The solution provides advances in translation software via a combination of statistical and rule-based methodologies.
AppTek released the industry's first complete hybrid machine translation (HMT) system, a full integration of statistical and rule-based translation methodologies.
“The special thing about hybrid machine translation is the close integration right at the core of the rule-based system and the statistical machine translation system,” says Braddock Gaskill, software architect at AppTek.
Gaskill credits AppTek’s significant experience with rule-based translation and state-of-the-art statistical translation system with providing the company the expertise to bring the two together in hybrid form.
Machine translation (MT) is typically implemented via one of the two methodologies. Statistical systems—which have high levels of fluidity, but are less literal—use examples and apply statistical techniques to language data to perform translations. Rule-based systems use grammatical knowledge based on linguistic rules defined by users, resulting in translated information that is often more accurate, but harder to read and at times robotically literal.

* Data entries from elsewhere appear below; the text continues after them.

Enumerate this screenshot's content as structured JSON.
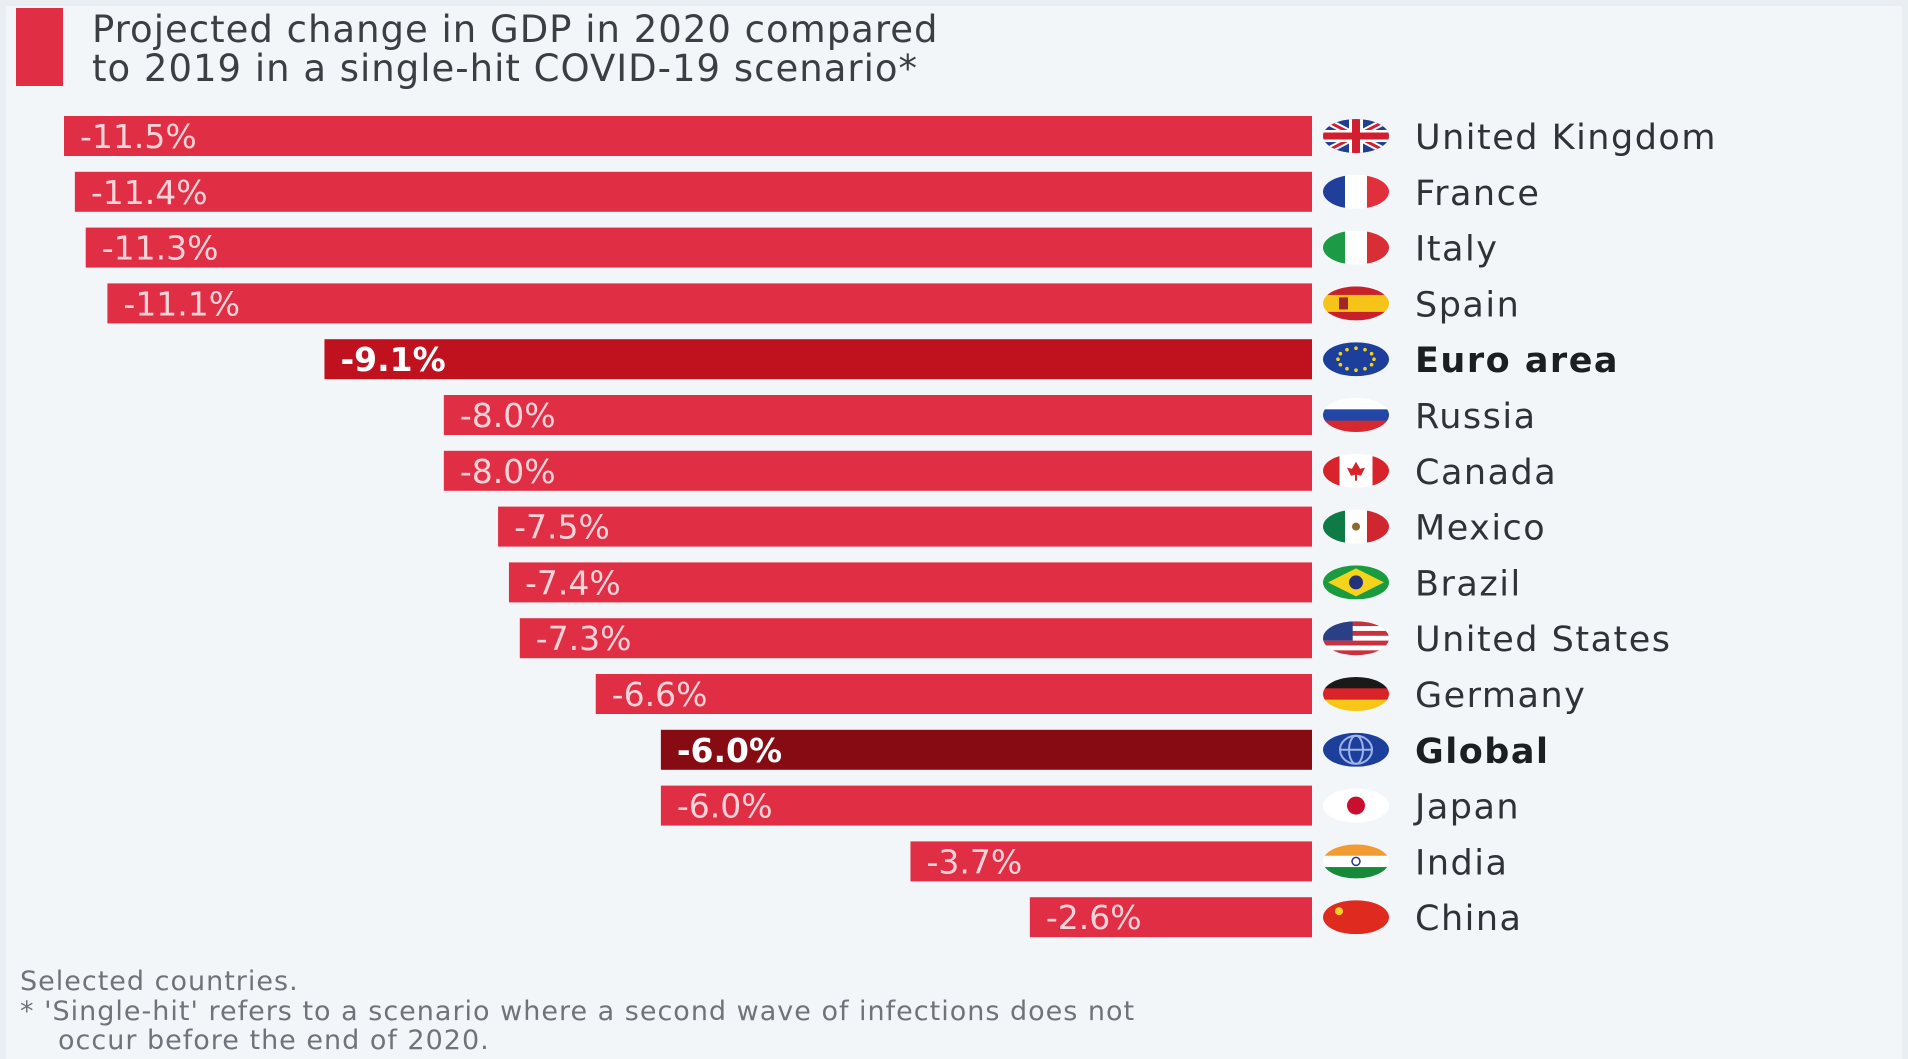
{
  "chart_data": {
    "type": "bar",
    "orientation": "horizontal",
    "title": "Projected change in GDP in 2020 compared\nto 2019 in a single-hit COVID-19 scenario*",
    "xlabel": "",
    "ylabel": "",
    "xlim": [
      -11.5,
      0
    ],
    "grid": false,
    "categories": [
      "United Kingdom",
      "France",
      "Italy",
      "Spain",
      "Euro area",
      "Russia",
      "Canada",
      "Mexico",
      "Brazil",
      "United States",
      "Germany",
      "Global",
      "Japan",
      "India",
      "China"
    ],
    "values": [
      -11.5,
      -11.4,
      -11.3,
      -11.1,
      -9.1,
      -8.0,
      -8.0,
      -7.5,
      -7.4,
      -7.3,
      -6.6,
      -6.0,
      -6.0,
      -3.7,
      -2.6
    ],
    "labels": [
      "-11.5%",
      "-11.4%",
      "-11.3%",
      "-11.1%",
      "-9.1%",
      "-8.0%",
      "-8.0%",
      "-7.5%",
      "-7.4%",
      "-7.3%",
      "-6.6%",
      "-6.0%",
      "-6.0%",
      "-3.7%",
      "-2.6%"
    ],
    "highlighted": [
      "Euro area",
      "Global"
    ],
    "flag_icons": [
      "uk-flag-icon",
      "france-flag-icon",
      "italy-flag-icon",
      "spain-flag-icon",
      "eu-flag-icon",
      "russia-flag-icon",
      "canada-flag-icon",
      "mexico-flag-icon",
      "brazil-flag-icon",
      "usa-flag-icon",
      "germany-flag-icon",
      "globe-icon",
      "japan-flag-icon",
      "india-flag-icon",
      "china-flag-icon"
    ]
  },
  "notes": {
    "selected": "Selected countries.",
    "single_hit_line1": "* 'Single-hit' refers to a scenario where a second wave of infections does not",
    "single_hit_line2": "occur before the end of 2020."
  },
  "colors": {
    "bar": "#e02e44",
    "bar_euro_area": "#c0111f",
    "bar_global": "#860b12",
    "accent": "#e02e44",
    "background": "#f3f6f9"
  }
}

According to Hassan Sawaf, chief scientist at AppTek, the company’s hybrid model is unlike any other system on the market today—a fact that has lead some universities to attempt to copy the hybrid model.
“Even if companies attempt to hybridize they only do hybridization insofar as that they basically combine translation memory with machine translation,” he says. “Hybridization like we do and a tight integration of rule-based features and statistical-based features are unique.”
AppTek's HMT solution provides a full integration of both methodologies instead of simply adding rules to the statistical system or a minor statistical module to the rule-based engine.
“By combining the rule-based system with the statistical, you sort of bring the literal meaning over into the statistical output and the combination becomes very strong,” Gaskill adds.
According to AppTek, the hybrid approach to MT improves translation of large volumes of speech and text compiled from a variety of sources and assists linguists, translators, and analysts in achieving greater productivity more quickly and in a more cost effective manner.
“You get the benefit of a better translation overall,” Gaskill says. “And you stay closer to the facts. It’s a big advantage over certain other statistical systems.”
According to AppTek, the three metrics used to measure the efficacy of a translation system—fluency, informativeness, and adequacy—are all supported in the hybrid system, with greater performance, quality, and accuracy.
“Those three components are supported by the hybridization of the system because we gain fluidity from the statistical element, we gain informativeness from the rule-based element, and adequacy basically comes over from [both the statistical and rule-based elements],” Gaskill says. “The combination is very strong so all three metrics are helped by it.”
Sawaf says the reaction to the hybrid system—which was in beta for about a month prior to the release—has been very positive from both new and existing customers. And Gaskill notes that AppTek isn’t yet finished with its HMT.
“Almost every month we’re adding a new language pair to they hybrid system,” he says. “We’re taking our old rule-based systems and recombining them with new data and new trainings and building new hybrid systems based off of them.”